La déforestation, la chasse et d'autres activités humaines menacent gravement les forêts tropicales dont la protection est essentielle pour lutter contre le réchauffement climatique et préserver la biodiversité terrestre, plaident lundi des scientifiques réunis à Washington.

«Je suis très préoccupé par la situation des forêts tropicales en raison du niveau très élevé de leur destruction», explique à l'AFP William Laurance, un scientifique du Smithsonian Tropical Research Institute à Panama.

L'équivalent de cinquante terrains de football de forêts vierges disparaissent toutes les minutes et cette déforestation se produit dans un contexte de nombreux changements environnementaux, de réchauffement climatique, de fragmentation à grande échelle de l'habitat naturel tropical, ainsi que de modification de la pluviosité dans les tropiques, poursuit cet expert.

Il est l'auteur d'un des rapports présentés lundi à un symposium organisé à Washington par le Musée national Smithsonian d'Histoire naturelle intitulé: «les forêts tropicales vont-elle survivre? nouvelles menaces et réalités dans la crise d'extinction».

La déforestation tropicale est responsable d'environ 20% des émissions mondiales de gaz à effet de serre, estiment les scientifiques.

Parmi les autres menaces, William Laurance cite la chasse intensive et l'émergence avec la déforestation tropicale de nouveaux pathogènes comme le chytride, un champignon qui tue des centaines d'espèces d'amphibiens.

Selon les experts, la moitié des espèces terrestres vivantes pourraient disparaître au cours des prochaines décennies.

«Nous avons aujourd'hui une synergie de ces différentes menaces», explique William Laurance.

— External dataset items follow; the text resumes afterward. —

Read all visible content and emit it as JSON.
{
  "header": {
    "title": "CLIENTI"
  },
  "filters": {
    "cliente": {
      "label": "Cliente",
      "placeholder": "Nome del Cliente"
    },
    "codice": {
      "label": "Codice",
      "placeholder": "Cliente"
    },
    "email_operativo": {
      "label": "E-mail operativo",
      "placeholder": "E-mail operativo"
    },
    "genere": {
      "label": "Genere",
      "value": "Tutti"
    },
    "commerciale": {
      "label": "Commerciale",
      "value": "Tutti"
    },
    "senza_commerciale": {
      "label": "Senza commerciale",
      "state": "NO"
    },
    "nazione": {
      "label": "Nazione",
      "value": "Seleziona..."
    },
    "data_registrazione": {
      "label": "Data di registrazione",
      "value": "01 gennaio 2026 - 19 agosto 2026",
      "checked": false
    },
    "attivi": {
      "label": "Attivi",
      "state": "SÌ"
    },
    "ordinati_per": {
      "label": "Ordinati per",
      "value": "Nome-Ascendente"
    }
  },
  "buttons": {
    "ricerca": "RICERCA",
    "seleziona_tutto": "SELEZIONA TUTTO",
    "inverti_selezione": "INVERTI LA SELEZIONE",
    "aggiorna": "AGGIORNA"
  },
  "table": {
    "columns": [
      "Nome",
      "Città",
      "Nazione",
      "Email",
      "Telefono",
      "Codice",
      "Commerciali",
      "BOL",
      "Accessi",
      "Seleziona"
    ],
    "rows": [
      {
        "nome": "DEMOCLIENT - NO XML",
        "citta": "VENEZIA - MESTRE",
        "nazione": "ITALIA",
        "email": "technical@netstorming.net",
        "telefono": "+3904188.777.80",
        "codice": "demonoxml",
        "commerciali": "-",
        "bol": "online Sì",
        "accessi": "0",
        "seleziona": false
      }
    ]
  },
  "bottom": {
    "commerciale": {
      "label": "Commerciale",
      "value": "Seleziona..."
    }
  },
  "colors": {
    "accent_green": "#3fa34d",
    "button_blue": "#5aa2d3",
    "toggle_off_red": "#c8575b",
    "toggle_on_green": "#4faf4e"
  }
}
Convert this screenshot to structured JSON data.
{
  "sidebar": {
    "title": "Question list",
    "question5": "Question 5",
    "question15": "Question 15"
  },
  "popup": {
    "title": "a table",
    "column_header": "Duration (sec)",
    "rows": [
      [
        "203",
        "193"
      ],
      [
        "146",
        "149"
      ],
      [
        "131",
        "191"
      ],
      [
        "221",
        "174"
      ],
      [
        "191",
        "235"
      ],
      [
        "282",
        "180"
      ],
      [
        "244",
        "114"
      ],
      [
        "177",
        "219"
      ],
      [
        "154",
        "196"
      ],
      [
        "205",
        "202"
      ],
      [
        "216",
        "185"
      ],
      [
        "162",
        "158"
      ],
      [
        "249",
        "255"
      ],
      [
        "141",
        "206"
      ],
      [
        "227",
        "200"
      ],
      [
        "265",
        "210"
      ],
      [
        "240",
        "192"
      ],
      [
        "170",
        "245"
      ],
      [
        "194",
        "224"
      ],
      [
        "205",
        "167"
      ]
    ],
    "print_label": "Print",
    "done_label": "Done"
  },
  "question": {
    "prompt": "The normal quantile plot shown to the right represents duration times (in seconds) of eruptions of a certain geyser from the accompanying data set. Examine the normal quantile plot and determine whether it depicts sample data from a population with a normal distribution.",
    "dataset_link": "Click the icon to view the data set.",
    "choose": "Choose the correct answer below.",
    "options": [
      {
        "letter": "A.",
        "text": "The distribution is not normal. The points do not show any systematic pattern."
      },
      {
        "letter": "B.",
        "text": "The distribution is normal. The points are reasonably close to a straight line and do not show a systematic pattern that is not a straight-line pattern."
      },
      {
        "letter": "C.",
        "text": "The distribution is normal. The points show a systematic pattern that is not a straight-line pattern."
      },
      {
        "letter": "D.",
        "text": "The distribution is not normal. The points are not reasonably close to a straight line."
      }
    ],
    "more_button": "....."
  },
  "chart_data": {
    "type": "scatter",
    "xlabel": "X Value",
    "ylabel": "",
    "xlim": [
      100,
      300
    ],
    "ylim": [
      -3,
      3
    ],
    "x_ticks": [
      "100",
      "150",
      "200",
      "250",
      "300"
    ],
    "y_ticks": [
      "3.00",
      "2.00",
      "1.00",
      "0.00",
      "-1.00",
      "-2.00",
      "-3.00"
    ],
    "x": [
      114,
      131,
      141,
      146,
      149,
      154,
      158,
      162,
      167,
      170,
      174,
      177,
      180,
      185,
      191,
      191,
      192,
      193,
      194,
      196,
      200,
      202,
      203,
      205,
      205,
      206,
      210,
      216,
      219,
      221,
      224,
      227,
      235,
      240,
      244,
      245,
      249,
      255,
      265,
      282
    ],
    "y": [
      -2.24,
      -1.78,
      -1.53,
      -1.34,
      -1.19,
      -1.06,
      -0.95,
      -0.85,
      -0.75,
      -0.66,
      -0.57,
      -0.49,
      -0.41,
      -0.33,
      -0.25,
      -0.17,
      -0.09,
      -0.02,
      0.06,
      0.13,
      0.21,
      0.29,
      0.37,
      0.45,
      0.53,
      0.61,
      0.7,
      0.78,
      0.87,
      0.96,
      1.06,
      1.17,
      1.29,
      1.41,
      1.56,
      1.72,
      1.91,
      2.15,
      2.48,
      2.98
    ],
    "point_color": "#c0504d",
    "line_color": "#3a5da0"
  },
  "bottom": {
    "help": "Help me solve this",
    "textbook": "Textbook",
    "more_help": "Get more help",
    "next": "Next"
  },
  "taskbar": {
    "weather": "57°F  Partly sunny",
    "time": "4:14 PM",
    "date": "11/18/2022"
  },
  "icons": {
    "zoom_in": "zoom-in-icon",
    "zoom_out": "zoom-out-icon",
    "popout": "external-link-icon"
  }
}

Si la moitié des quelque 20 millions de kilomètres carré de forêts tropicales recouvrant initialement le globe a aujourd'hui disparu, 350.000 kilomètres carré ou 1,7% des surfaces boisées à l'origine sont en passe de se reconstituer, relève Greg Asner de la Carnegie Institution.

Selon lui et d'autres experts moins pessimistes, ce phénomène peut avoir un impact important pour contre-balancer la déforestation tropicale.

Il résulte surtout de l'abandon des terres de culture obtenues par des coupes claires dans la forêt tropicale surtout en altitude.

Ces petits agriculteurs migrent vers des exploitations plus rentables à plus basse altitude ou pour aller travailler dans les villes.

En outre, la forêt se reconstitue rapidement, le couvert forestier étant complet après quinze ans. Il faut vingt ans environ pour que 50% de la biomasse originale se reconstitue, selon ces experts.

Mais argumente William Laurance, le rythme de destruction de la forêt tropicale s'agrave aujourd'hui avec la mondialisation qui encourage une agriculture, une exploitation minière et forestière industrielles.

Pour lui, le salut de la forêt tropicale réside dans le système de marché des droits d'émissions de CO2 institué dans le protocole de Kyoto qui permet de les limiter de façon contraignante.

Pour ce faire il faut développer davantage de moyens techniques comme les satellites et des systèmes d'observation au sol pour évaluer précisément le rythme de disparition des forêts.

Selon les discussions sur le marché des émissions de CO2, dites «cap and trade», qui génère déjà des milliards de dollars, les pays concernés doivent produire de telles données pour recevoir des fonds en montrant une réduction de la déforestation.

L'impératif de sauver les forêts tropicales est une raison de plus pour que «les États-Unis rejoignent Kyoto», note William Laurance ajoutant: «c'est le message du symposium à une semaine de l'investiture de Barack Obama».

Avec un système de «cap and trade», il sera plus avantageux de préserver les forêts tropicales que de les détruire pour planter de la canne à sucre, assure l'expert.